By Jonny Lupsha, Wondrium Staff Writer
CERN has resumed operations with the Large Hadron Collider (LHC). The LHC was shut down for three years for repairs and upgrades before starting to fire atoms again in April. It’s the most complicated machine ever built.

The European Center for Nuclear Research (CERN) has begun firing protons along its 17-mile underground tunnel. In July, the protons should have acquired enough speed for CERN to begin smashing them together, once more, in the search for the universe’s best-kept secrets. The LHC’s resumed atom smashing will begin almost exactly 10 years after scientists used it to discover the Higgs boson particle, which is said to have been the particle that caused the Big Bang 14 billion years ago.
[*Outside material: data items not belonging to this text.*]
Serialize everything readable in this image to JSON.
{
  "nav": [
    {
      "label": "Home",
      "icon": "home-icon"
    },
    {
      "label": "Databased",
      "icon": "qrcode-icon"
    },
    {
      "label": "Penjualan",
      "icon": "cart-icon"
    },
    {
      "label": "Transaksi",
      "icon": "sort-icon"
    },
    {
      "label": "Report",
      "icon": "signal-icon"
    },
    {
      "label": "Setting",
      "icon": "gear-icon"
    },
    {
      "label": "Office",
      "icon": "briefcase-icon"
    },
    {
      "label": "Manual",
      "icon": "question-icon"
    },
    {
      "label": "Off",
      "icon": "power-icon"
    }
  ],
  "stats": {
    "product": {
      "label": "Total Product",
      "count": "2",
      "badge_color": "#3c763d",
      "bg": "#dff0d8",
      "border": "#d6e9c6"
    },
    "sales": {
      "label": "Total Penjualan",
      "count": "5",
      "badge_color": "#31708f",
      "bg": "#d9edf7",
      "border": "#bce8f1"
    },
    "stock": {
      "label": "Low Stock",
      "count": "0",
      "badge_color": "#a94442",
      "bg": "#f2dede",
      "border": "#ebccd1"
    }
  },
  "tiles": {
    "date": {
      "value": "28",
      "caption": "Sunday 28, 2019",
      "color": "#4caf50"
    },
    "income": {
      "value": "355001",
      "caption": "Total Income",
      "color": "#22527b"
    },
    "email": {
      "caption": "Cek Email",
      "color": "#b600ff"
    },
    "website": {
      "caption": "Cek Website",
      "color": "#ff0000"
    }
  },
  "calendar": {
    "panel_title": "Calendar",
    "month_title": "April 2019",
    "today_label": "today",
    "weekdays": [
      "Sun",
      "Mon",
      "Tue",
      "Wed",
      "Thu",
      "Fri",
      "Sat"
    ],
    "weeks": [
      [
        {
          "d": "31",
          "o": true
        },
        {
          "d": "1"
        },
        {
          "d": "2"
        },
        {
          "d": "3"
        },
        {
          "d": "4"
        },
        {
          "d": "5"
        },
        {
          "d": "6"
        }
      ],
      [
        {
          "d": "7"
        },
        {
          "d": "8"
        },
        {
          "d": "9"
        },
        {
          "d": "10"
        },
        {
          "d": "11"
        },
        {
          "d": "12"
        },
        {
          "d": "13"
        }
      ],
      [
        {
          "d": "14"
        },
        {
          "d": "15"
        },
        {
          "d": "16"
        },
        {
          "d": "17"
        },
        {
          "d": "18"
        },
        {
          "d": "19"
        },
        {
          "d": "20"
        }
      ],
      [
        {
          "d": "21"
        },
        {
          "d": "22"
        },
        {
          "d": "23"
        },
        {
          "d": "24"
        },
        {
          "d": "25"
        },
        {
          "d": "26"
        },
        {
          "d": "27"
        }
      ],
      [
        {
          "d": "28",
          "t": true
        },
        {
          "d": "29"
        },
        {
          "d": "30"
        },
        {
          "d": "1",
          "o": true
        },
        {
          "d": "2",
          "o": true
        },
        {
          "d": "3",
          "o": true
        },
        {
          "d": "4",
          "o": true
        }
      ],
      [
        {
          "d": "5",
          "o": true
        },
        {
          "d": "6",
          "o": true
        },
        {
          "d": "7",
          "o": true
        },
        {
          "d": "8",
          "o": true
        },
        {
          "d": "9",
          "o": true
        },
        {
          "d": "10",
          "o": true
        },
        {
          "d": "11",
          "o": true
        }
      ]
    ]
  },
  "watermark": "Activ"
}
Conceived in 1993 to replace its predecessor—the Large Electron-Positron collider (LEP)—the Large Hadron Collider is the most complicated machine humankind has ever created. In his video series The Higgs Boson and Beyond, Dr. Sean Carroll, Senior Research Associate in Physics at the California Institute of Technology, explains how it works.
Necessity Is the Mother of Atom-Smashing
An American precursor to the LHC, called the Superconducting Super Collider (SSC), was scrapped by Congress in 1993. Its energy goal was 40 trillion electron volts (TeV) of energy. Thus, Europeans decided to build their own supercollider, the Large Hadron Collider, funded by 21 nations involved with CERN—all of whom were very budget-conscious. For example, the LHC was built in the same underground tunnel in which CERN’s LHC predecessor, the LEP, had lived.
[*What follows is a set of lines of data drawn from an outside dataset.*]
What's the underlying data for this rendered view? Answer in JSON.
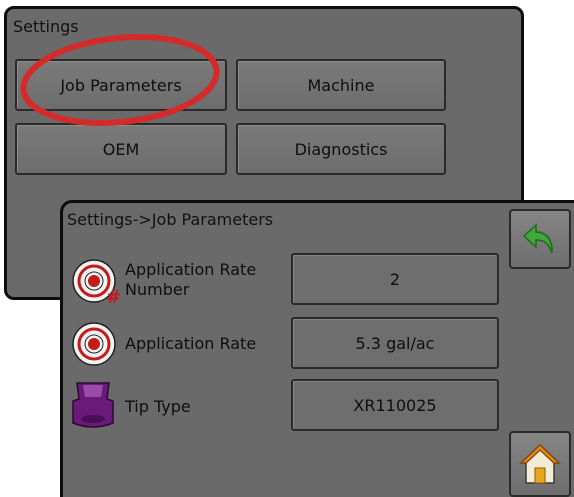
{
  "settings": {
    "title": "Settings",
    "buttons": {
      "job_parameters": "Job Parameters",
      "machine": "Machine",
      "oem": "OEM",
      "diagnostics": "Diagnostics"
    }
  },
  "job_parameters": {
    "title": "Settings->Job Parameters",
    "rows": [
      {
        "label_line1": "Application Rate",
        "label_line2": "Number",
        "value": "2"
      },
      {
        "label": "Application Rate",
        "value": "5.3 gal/ac"
      },
      {
        "label": "Tip Type",
        "value": "XR110025"
      }
    ]
  },
  "icons": {
    "back": "back-arrow-icon",
    "home": "home-icon",
    "target": "target-icon",
    "target_number": "target-number-icon",
    "nozzle": "nozzle-tip-icon"
  },
  "colors": {
    "panel": "#6a6a6a",
    "border": "#0d0d0d",
    "annotation": "#d42a2a",
    "back_arrow": "#3fa83a",
    "target_red": "#c41a1a",
    "nozzle": "#6a1a78"
  }
}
“That means we knew what the size was [and] we knew what the maximum energy we could reach was going to be—it’s going to be 14 TeV,” Dr. Carroll said. “They had a 27-kilometer ring underground beneath the French-Swiss border—part of the LHC is in Switzerland, part of it is in France. It’s 100 meters underground.”
The LHC’s circular, 27-kilometer tunnel is filled with the most expensive technology on Earth. Most of the tunnel holds superconducting magnets that bring beams of protons into parallel lines, focus them to very tiny amounts, and steer them. There are 1,600 of these magnets in the LHC. Each one weighs 27 tons.
How It Works
The actual acceleration of the particles is done in metallic chambers along the tunnel. These chambers have electromagnetic fields in them called radio frequency cavities that give the particles electrical impulses that speed them up. The remainder of the ring is only meant for steering and focusing the proton beams. There are two beams traveling in opposite directions, for a total of about 600 trillion protons, and scientists steer them into each other for collision.
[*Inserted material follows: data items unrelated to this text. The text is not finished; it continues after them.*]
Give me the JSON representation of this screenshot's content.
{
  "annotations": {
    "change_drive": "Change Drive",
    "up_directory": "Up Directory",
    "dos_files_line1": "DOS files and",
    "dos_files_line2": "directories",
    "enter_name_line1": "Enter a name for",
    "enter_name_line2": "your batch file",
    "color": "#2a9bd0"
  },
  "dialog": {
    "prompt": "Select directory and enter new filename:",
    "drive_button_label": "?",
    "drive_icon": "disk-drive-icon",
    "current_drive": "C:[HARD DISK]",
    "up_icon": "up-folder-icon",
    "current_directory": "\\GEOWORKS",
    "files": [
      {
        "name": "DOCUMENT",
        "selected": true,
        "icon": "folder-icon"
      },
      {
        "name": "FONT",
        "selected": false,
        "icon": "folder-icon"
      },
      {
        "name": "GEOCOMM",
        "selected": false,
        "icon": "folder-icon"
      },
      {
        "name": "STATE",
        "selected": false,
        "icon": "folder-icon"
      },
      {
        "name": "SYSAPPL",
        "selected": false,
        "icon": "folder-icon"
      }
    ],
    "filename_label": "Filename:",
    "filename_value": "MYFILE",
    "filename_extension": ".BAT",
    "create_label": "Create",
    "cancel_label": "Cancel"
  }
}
“The trick to making the LHC magnets not heat up is to keep them very, very, very cold,” Dr. Carroll said. “The LHC magnets are less than two degrees above absolute zero—they’re literally colder than interstellar space. Through these magnets, of course, we are zooming protons […] at a speed these days of about 99.99999% the speed of light.”
The beams get focused to a size of about two-thousandths of a centimeter across. When they collide, they produce a billion collisions per second, giving scientists an incredible amount of data to study.